Christ Ambassadors - Kwa Nini Lyrics
Lyrics
Ni kwa nini umeyaruhusu
Eeh Mungu mwenyezi
Yatusononeshe eeh moyon
Kwa nini unaruhusuu
Ona haya machozi
Tazama tunavyoliiia
Twajiulizaa sana Bwana
Ni kwa nini uliyaruhusu
Video
NI KWANINI, AMBASSADORS OF CHRIST CHOIR, COPYRIGHT RESERVED 2012
Meaning & Inspiration
Ni kwa nini umeyaruhusu? (Why have you allowed these things?)
That’s the question that sits in my gut when the morning light hits the floor and I’m still scraping the soot off my boots. It’s a raw, ugly question. It’s not a Sunday morning question. It’s a midnight-in-the-alley, shaking-your-fist-at-the-ceiling kind of question.
Christ Ambassadors don’t give us a tidy answer, and thank God for that. They don’t try to wrap the pain in a ribbon. They just hold up the tears, the haya machozi, like a piece of evidence.
I know that look. I’ve looked in the mirror and seen that same face. You’ve been out there in the dirt, running, burning bridges, and suddenly the reality of the damage catches up. You sit there, smoke still clinging to your jacket, and you look at the Father—the one you didn’t deserve to come back to—and you ask, "Why? Why did You let me burn it all down?"
We like to talk about God’s will as if it’s some master plan written in gold ink. But when you’re standing in the wreckage of your own life, it doesn't feel like a plan. It feels like a fire. And the audacity of these lyrics—to look at the Almighty and demand an account for the pain—that’s the only place where real faith begins. It’s like Jacob wrestling the angel. He didn't ask for a sermon; he wanted a blessing, but he had to break a hip to get it.
Tazama tunavyoliiia. (Look at how we are crying.)
The choir isn’t singing from a place of comfort. They are singing from the place of the bruised and the broken. It reminds me of the Psalms, the ones people usually skip over because they’re too loud and too desperate. Psalm 88, maybe. "You have put me in the lowest pit, in the darkest depths." There is no happy ending in that psalm. It just ends with "darkness is my closest friend."
Most of the time, I’m scared to tell God I’m mad at Him. I think I have to clean up first. I think I have to wash the smoke off and stand straight before I can open my mouth. But the Ambassadors, they just bring the mess right to the throne.

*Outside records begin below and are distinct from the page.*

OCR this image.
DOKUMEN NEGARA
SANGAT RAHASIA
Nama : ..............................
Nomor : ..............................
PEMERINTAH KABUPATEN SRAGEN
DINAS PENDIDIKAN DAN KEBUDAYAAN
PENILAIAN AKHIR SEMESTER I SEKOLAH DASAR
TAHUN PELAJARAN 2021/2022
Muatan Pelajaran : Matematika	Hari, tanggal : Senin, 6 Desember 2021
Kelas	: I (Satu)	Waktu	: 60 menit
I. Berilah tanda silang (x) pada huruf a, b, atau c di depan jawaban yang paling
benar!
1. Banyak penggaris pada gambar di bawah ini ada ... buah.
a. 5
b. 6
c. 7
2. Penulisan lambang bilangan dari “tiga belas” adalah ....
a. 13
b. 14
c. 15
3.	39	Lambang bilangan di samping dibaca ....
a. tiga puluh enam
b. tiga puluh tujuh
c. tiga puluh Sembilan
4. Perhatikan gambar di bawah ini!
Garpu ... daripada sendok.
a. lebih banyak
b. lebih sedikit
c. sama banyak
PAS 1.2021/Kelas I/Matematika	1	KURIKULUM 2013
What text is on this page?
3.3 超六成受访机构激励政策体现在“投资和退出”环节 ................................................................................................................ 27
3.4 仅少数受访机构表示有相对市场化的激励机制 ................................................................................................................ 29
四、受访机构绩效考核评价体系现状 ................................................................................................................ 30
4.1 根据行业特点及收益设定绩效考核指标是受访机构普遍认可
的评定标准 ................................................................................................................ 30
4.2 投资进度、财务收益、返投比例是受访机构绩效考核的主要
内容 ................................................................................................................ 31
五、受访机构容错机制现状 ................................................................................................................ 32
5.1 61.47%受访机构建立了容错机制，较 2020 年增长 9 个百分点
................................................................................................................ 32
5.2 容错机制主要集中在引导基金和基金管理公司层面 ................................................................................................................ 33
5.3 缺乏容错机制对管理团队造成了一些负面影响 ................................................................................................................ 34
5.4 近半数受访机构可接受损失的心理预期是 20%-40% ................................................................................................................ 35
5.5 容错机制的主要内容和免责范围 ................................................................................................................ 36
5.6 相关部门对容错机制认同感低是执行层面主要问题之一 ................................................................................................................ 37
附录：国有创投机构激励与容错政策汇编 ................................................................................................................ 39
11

Maybe the "why" isn't a riddle to be solved. Maybe it's just the sound of a heart finally being honest enough to admit it's lost. When I listen to this, I don’t hear a choir in robes. I hear a group of people who are exhausted, who have run out of clever words, and who are just holding their broken pieces up to the light, hoping the Father hasn't turned His back.
I’m still waiting for the answer. I might be waiting for a long time. But at least I’m not standing outside the gate anymore. I’m standing right in front of Him, tears and all, asking the question that’s killing me. And somehow, that’s where the rescue happens. Not when I’m clean, but when I’m honest.